Excuse the radio silence on this blog. We’ve had to transfer it across to WordPress and iron out a few glitches, which took a couple of months. A number of you have asked for some news, so I’ll do a ‘different’ kind of blog and just share with you a little summary of our family half-term.
In a couple of years’ time, the plan is to hand over the leadership of GLO fully in Burundi, and for a year to take the Guillebaud family on the road, traveling anywhere and everywhere – home-schooling, experiencing the world, talking about and networking for Burundi, etc. With this in mind, we wanted to get a bit of practice and see how the family would get along by doing one fifty two-th of that anticipated year’s travel i.e. a week.
We started off up in Kibuye at a mission hospital where we have lots of good friends. It’s under three hours drive from the capital, and is our kids’ favorite place to go because they can roam free and hang out with 25 other little Westerners. Some of us lads went on an outing to the source of the Nile and a hot spring nearby to bathe in.
Grace had been sick during the previous week, and it got worse. She did blood tests at two hospitals and nothing showed up, but she was wiped out and we questioned whether we should carry on. In the end, she was a real trooper and insisted, and it was a great decision as she steadily improved over the coming days. We drove North into Rwanda and stayed with friends in the capital, Kigali. After a fun evening with them, we continued up to Uganda, stopping off in Byumba to visit my Granny’s grave and see a few friends from when I lived there after I first moved to Africa in 1998.

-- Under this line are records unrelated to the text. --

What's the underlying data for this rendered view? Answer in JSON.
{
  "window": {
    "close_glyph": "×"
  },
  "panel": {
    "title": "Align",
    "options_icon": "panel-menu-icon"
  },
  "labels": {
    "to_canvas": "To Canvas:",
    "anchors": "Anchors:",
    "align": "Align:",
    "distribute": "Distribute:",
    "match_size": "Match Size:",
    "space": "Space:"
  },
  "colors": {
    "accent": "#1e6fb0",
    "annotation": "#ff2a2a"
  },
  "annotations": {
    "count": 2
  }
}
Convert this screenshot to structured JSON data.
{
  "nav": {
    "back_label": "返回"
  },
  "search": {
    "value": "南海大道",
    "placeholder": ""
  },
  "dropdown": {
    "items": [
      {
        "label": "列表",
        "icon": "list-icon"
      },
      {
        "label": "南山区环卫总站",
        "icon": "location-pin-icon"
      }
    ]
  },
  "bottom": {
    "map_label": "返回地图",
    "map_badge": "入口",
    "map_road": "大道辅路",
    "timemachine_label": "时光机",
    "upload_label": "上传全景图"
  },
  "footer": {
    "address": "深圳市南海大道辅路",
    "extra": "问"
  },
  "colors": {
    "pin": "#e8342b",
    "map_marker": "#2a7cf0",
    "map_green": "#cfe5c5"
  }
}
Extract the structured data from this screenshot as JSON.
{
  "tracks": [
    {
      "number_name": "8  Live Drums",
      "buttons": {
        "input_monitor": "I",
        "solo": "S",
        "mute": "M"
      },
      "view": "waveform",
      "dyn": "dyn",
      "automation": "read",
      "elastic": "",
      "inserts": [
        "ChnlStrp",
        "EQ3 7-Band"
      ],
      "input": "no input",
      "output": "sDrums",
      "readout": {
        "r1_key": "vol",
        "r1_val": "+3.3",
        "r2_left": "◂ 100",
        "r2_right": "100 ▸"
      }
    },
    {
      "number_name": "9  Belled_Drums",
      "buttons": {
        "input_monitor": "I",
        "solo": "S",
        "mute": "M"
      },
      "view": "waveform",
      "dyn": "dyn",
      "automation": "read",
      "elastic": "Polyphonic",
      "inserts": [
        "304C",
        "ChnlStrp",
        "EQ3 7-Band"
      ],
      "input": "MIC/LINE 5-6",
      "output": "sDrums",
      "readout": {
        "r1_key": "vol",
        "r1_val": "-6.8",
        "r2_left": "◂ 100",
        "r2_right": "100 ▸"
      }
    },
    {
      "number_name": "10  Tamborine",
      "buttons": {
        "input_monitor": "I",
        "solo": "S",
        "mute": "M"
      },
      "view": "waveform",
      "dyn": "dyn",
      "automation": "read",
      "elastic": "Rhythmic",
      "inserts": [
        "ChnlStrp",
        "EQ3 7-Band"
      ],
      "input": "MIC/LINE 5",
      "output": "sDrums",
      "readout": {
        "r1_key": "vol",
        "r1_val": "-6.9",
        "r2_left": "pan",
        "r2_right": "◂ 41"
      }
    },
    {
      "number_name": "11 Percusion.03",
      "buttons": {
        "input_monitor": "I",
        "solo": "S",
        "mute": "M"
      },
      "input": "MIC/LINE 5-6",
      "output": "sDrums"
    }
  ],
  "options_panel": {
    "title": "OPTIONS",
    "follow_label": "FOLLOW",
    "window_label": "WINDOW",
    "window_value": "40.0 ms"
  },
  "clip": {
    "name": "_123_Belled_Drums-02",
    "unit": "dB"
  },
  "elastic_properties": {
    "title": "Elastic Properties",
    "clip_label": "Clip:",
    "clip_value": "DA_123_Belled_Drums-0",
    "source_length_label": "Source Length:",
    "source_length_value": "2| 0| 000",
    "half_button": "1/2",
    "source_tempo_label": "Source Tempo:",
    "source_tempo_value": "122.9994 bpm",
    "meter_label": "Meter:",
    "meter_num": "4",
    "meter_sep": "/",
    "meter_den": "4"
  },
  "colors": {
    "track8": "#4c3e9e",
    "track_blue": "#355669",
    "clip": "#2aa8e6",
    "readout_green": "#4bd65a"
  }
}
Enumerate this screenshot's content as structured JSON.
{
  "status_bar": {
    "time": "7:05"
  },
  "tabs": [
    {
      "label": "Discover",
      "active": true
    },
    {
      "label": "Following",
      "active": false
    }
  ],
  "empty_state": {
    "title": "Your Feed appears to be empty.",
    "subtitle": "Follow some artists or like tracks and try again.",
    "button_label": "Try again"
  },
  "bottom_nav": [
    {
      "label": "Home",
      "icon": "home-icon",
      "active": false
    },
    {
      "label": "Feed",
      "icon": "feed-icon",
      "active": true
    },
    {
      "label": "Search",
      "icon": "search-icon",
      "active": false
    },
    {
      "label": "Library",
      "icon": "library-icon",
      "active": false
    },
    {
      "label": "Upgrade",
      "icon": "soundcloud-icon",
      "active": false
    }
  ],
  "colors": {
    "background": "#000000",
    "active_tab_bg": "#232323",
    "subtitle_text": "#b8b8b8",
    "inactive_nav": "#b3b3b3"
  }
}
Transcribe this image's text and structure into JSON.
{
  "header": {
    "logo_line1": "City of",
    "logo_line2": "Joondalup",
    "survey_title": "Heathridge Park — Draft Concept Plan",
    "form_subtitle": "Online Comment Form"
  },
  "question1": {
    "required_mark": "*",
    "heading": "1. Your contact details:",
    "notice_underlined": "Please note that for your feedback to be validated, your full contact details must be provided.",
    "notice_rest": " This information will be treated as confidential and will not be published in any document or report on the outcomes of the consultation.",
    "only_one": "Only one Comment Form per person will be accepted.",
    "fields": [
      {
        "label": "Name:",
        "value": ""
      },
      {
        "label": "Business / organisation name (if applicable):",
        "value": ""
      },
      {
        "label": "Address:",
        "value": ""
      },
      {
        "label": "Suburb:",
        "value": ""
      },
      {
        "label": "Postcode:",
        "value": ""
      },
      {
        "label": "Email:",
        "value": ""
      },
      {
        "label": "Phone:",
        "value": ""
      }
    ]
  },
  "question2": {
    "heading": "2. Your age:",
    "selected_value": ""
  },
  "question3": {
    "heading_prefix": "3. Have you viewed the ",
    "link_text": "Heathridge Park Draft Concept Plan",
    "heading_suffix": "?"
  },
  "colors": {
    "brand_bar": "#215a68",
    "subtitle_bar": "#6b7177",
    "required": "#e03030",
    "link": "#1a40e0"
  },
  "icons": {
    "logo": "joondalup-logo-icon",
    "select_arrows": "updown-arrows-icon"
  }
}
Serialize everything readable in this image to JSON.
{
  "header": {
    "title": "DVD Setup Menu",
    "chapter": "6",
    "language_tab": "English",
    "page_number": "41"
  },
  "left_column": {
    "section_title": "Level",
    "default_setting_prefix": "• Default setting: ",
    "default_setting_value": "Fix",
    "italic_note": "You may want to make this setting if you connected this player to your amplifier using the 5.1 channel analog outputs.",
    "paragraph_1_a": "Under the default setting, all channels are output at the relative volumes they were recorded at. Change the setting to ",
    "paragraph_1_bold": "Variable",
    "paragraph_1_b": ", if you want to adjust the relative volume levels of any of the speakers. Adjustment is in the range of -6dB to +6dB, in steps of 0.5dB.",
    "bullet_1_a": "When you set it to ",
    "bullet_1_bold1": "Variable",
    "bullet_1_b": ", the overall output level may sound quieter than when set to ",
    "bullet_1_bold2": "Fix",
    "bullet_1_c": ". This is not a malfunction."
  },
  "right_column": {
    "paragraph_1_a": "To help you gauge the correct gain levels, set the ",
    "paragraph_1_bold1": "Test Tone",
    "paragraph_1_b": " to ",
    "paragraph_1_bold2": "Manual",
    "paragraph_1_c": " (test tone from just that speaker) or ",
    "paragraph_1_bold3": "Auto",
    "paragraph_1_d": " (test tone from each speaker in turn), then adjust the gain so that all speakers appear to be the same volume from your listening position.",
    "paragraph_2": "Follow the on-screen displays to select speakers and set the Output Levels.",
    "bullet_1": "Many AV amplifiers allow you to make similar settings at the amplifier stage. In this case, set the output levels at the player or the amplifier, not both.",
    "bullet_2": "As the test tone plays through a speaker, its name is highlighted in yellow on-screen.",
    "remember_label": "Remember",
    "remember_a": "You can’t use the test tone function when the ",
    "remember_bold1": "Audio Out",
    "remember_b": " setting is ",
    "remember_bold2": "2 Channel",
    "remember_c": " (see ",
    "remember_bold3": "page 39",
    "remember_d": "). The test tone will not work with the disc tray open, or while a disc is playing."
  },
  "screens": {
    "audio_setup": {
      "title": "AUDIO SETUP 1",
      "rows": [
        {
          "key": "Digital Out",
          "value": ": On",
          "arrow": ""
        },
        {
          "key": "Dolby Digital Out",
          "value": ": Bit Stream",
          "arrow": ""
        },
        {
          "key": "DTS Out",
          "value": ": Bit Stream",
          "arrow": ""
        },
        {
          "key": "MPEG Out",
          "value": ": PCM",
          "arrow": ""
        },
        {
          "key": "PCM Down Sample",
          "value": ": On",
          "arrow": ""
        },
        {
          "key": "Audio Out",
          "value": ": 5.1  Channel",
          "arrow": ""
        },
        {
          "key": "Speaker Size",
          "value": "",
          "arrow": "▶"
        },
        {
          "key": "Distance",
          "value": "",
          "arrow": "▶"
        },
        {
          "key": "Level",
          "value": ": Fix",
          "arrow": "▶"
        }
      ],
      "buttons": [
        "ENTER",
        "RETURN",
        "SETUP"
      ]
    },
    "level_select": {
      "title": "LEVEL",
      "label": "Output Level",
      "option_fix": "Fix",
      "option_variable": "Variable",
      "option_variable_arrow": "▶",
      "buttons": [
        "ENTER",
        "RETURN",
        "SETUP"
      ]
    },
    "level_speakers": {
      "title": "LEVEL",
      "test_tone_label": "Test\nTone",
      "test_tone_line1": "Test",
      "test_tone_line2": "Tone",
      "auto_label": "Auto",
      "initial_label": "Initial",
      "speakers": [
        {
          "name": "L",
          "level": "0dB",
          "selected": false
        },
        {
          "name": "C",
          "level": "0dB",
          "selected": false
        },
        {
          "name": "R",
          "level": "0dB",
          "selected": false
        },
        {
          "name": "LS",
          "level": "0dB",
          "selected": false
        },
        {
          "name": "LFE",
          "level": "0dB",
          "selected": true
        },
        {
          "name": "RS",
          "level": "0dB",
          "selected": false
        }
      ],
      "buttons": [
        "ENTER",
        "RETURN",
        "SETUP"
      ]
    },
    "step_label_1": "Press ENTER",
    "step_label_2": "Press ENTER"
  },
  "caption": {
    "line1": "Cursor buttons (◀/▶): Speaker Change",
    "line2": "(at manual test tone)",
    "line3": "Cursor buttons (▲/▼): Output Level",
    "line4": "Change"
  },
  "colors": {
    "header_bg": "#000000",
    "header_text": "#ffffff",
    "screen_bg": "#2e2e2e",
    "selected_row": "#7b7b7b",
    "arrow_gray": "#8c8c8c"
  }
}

Arriving at the Ugandan border, my heart sank. I realised in the rejigging of luggage in Kigali, that I’d left all the car’s papers behind. Either we’d have to do another four hours driving to return and collect, or we could just leave the car and walk across no man’s land and grab a taxi. We chose the latter, with Zac saying ‘We’re walking to Uganda’, which actually made it more of an adventure in the end.
We had two nights on picturesque Bushara Island – where they used to stick lepers – in the middle of Lake Bunyoni. We enjoyed sitting around the fire, rowing in a dug-out canoe, doing a Tarzan swing rope into the lake, and ambushing other visitors as part of our wargames, before heading back to the border via lunch with the irrepressible 87-year-old Joan Hall (MBE) in Kabale. I was relieved that our car was still where we left it, and I drove the slowest in my life back to Kigali for fear of being stopped by the police as we had no paperwork and the Rwandan speed limit is literally the slowest in the world. After another night with the same friends, we headed back to Bujumbura and got there 7 hours later.
There were no major rows. There was lots of laughter. Sickness was overcome. There was unpredictability and adventure and a little of what we might expect if we did it for a whole year. I think the consensus is that we move forward with our planning. Where should we go? If you’ve got any suggestions/contacts/recommendations, do fire them my way!